# Riemann Integrability Question

1. Nov 29, 2011

### "pi"mp

This isn't a homework question. My adviser has me studying basic analysis and has lately pushed me towards the following question:

"Let f be any continuous function. Can we prove that there exists a SEQUENCE of step functions that converges UNIFORMLY to f?"

I have noticed this idea is important to Riemann integrability but I can't seem to prove this. Or notice why the idea of uniform convergence is so key.

Any help? Thank you

2. Nov 29, 2011

### micromass

Functions which are the uniform limit of step functions are usually called "regulated functions". The uniform limit is important as it allows us to define a non-ambiguous integral of such a function. We might not do the same for pointswize limits.

Not all Riemann integrable functions are regulated. Indeed, it is a theorem that the set of discontinuities of a regulated function is countable. It is also known that a function is Riemann integrable iff it's set of discontinuities has Lebesgue measure zero.

Now, the Cantor set C has Lebesgue measure zero, but is not countable. So the function

$$f:\mathbb{R}\rightarrow \mathbb{R}:x\rightarrow \left\{\begin{array}{c} 1~\text{if}~x\in C\\ 0~\text{if}~x\notin C \end{array}\right.$$

is Riemann integrable but not regulated.

Your question now asks whether a continuous function $f:[a,b]\rightarrow \mathbb{R}$ is regulated. This is indeed the case.
A key point here is that f is uniform continuous. So we can determine for each epsilon a delta such that

$$|x-y|<2\delta~\Rightarrow~|f(x)-f(y)|<\epsilon$$

Now, how do we approximate f by step functions. Well, let $[a,b]=[a,a+\delta]\cup [a+\delta,a+2\delta]\cup ...\cup [a+n\delta,b]$ be a "partition" such that each part has length $<\delta$. Then we define

$$g(x)=g(a+k\delta)~\text{if}~x\in [a+k\delta,a+(k+1)\delta]$$

Then the uniform distance between g and f is smaller than epsilon.

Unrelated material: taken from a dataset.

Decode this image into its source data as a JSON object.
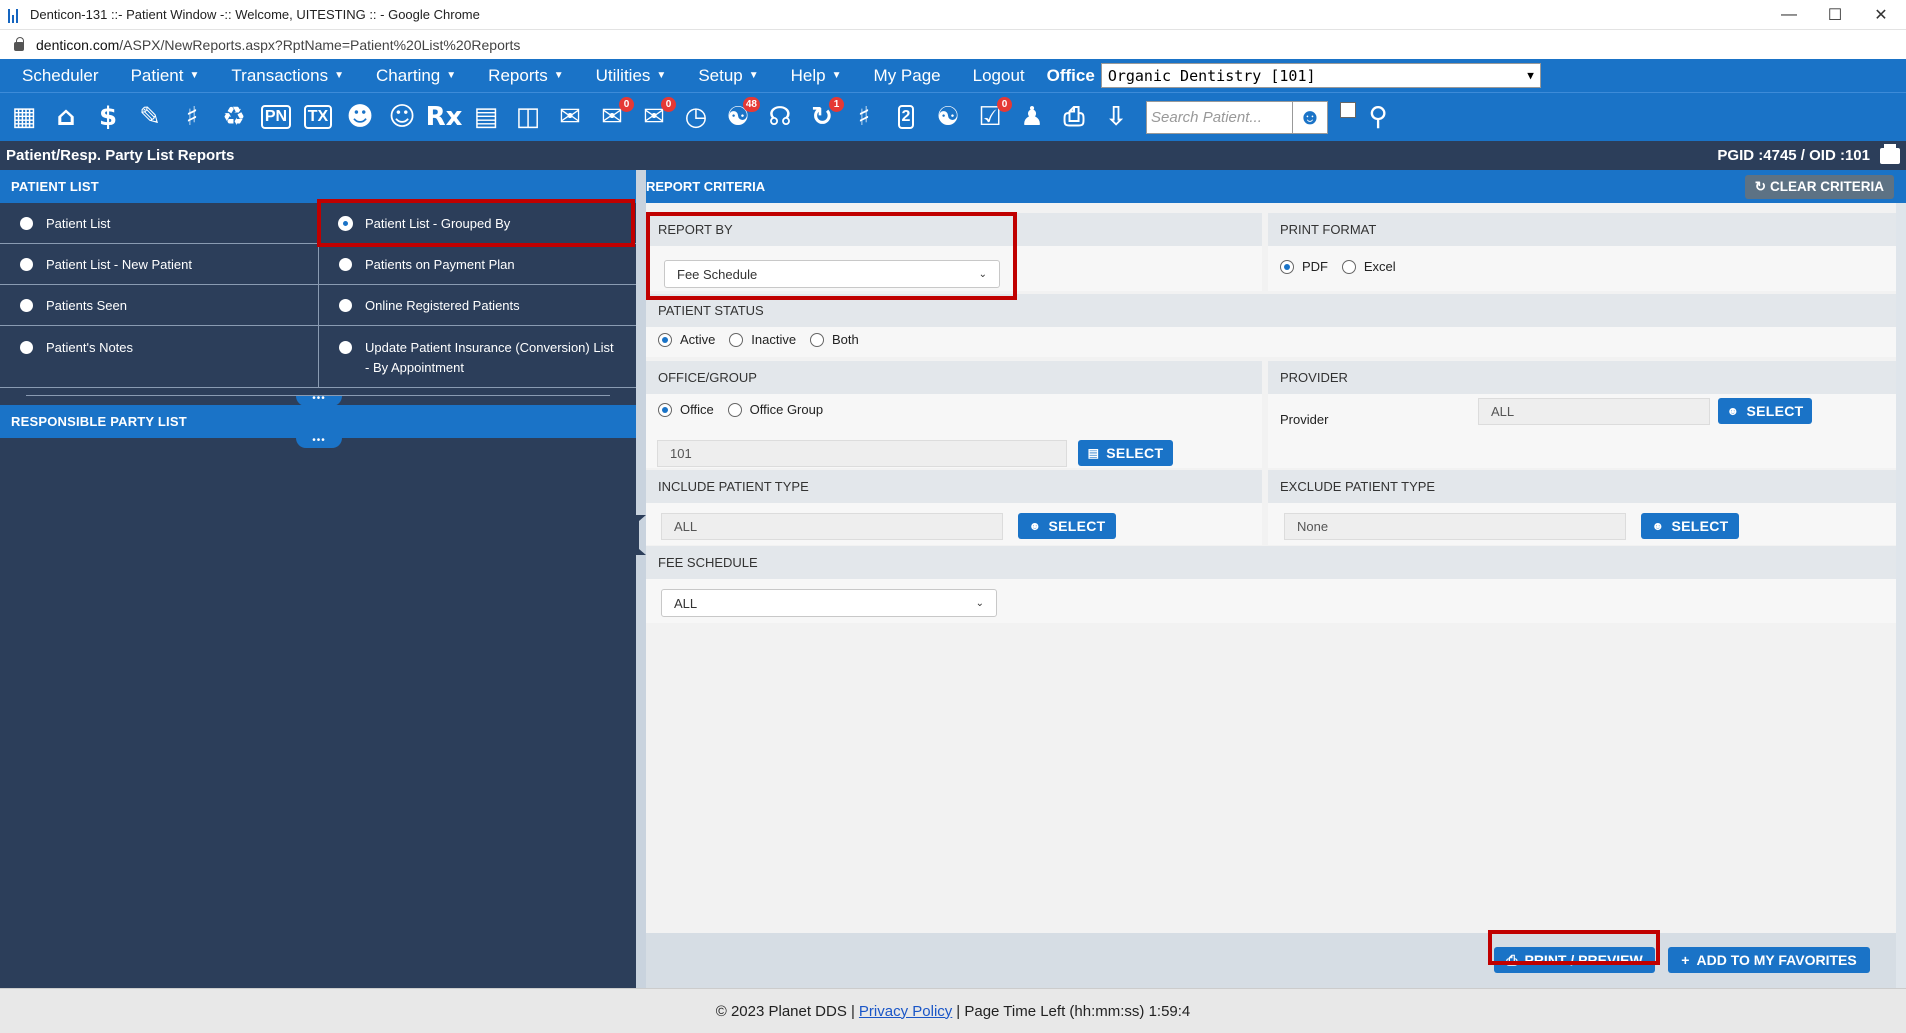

I'll leave the details and verification to you!

Do not that basically all functions we need in our daily life will be regulated.

Last edited: Nov 29, 2011
3. Nov 29, 2011

### jgens

Micromass beat me to it :( But to add one small point to his post, it is important to note that the compactness of [a,b] is crucial.

4. Nov 30, 2011

### "pi"mp

micromass, why is it important that f itself be uniformly continuous? That wasn't one of the assumptions I was given. Shouldn't this work even if f itself is non-uniformly continuous? Thanks for your reply.

5. Nov 30, 2011

### "pi"mp

ah I think I answered my own question. It is because it is defined on a compact set, correct?

6. Nov 30, 2011

### micromass

Yes: continuous on a compact set is uniform continuous.